Mark Weitz


Mark Stephen Weitz is an American musician. A keyboard player for the 1960s psychedelic rock group Strawberry Alarm Clock, Weitz was the principal composing member of the band.

Early life and The Strawberry Alarm Clock

Weitz was born Mark Stephen Weitz in Brooklyn, New York, in 1945 and at 6 months old moved to California. He took up playing piano and organ at age 8 and at age 20 joined a rock group called Thee Sixpence as one of the singers and the organist. Three or four years older than everyone else, he had more definite musical ideas than his bandmates, as well as a more mature and professional outlook on music, which served them well the next four years. He also found something of a kindred musical spirit in Ed King, the band's lead guitarist.
Weitz was an able composer, and for the group's 1967 single on the all American label he submitted three songs: "The Birdman of Alkatrash", "Heart full of Rain", and "Incense and Peppermints". The latter, turned over to another composer by the record's producer to write the lyrics, became a #1 national hit for the group, newly christened Strawberry Alarm Clock. For the next three years, Weitz rode a whirlwind of dizzying success and frustrating attempts at a follow-up, though he did prove the single wasn't a fluke and wasn't to the credit of the lyricist by creating a top 30 hit called "Tomorrow". Weitz played some memorable keyboard parts on their first three albums, and on S.A.C.'s album Good Morning Starshine he showed himself in collaboration with King to be an able first-time producer.
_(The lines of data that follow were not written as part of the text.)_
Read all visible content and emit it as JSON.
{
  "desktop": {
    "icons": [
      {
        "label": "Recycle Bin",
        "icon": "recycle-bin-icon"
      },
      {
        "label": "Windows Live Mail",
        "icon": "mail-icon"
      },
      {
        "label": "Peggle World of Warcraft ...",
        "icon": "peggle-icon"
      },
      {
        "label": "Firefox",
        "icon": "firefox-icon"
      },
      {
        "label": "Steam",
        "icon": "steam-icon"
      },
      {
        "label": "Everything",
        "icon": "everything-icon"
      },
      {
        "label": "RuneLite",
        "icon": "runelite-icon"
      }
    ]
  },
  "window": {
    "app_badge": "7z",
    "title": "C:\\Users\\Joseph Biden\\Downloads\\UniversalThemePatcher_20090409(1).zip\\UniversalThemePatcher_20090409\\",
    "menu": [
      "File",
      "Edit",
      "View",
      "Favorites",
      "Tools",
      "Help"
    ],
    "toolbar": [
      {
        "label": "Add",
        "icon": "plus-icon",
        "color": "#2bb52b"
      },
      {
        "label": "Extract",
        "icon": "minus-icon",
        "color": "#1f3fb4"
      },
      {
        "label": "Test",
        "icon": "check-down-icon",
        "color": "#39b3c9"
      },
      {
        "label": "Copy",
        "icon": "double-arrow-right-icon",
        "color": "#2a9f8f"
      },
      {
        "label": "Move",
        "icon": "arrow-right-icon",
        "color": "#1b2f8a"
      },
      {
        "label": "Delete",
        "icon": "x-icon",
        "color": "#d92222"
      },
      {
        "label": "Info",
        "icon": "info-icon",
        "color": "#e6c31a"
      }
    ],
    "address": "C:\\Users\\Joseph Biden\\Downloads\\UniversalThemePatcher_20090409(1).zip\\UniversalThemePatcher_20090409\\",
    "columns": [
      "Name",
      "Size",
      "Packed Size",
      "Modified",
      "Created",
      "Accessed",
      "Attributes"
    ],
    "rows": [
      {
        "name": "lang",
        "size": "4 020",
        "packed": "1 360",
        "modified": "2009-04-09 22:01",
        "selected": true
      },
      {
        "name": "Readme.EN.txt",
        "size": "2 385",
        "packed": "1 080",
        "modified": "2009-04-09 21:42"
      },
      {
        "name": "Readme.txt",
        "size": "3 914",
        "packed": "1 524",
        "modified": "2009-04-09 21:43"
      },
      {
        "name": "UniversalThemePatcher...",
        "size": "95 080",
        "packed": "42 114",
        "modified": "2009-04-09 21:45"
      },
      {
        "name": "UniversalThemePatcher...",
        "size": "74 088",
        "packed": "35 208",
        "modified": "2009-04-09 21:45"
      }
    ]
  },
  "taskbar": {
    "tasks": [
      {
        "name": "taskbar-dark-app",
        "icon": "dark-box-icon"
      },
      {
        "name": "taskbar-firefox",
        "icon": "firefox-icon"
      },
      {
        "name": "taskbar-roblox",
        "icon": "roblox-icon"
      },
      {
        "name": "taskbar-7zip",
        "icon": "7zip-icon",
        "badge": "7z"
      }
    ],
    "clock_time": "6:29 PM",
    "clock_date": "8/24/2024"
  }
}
Later life, Strawberry Alarm Clock, Billy Corgan

Weitz played keyboards for Smashing Pumpkins frontman Billy Corgan's side project Spirits in the Sky, which toured for several weeks in 2009. Weitz first played with the band at a memorial concert for Sky Saxon, the late singer for the Seeds. In 2010, the Strawberry Alarm Clock was working on material for Corgan's new record label.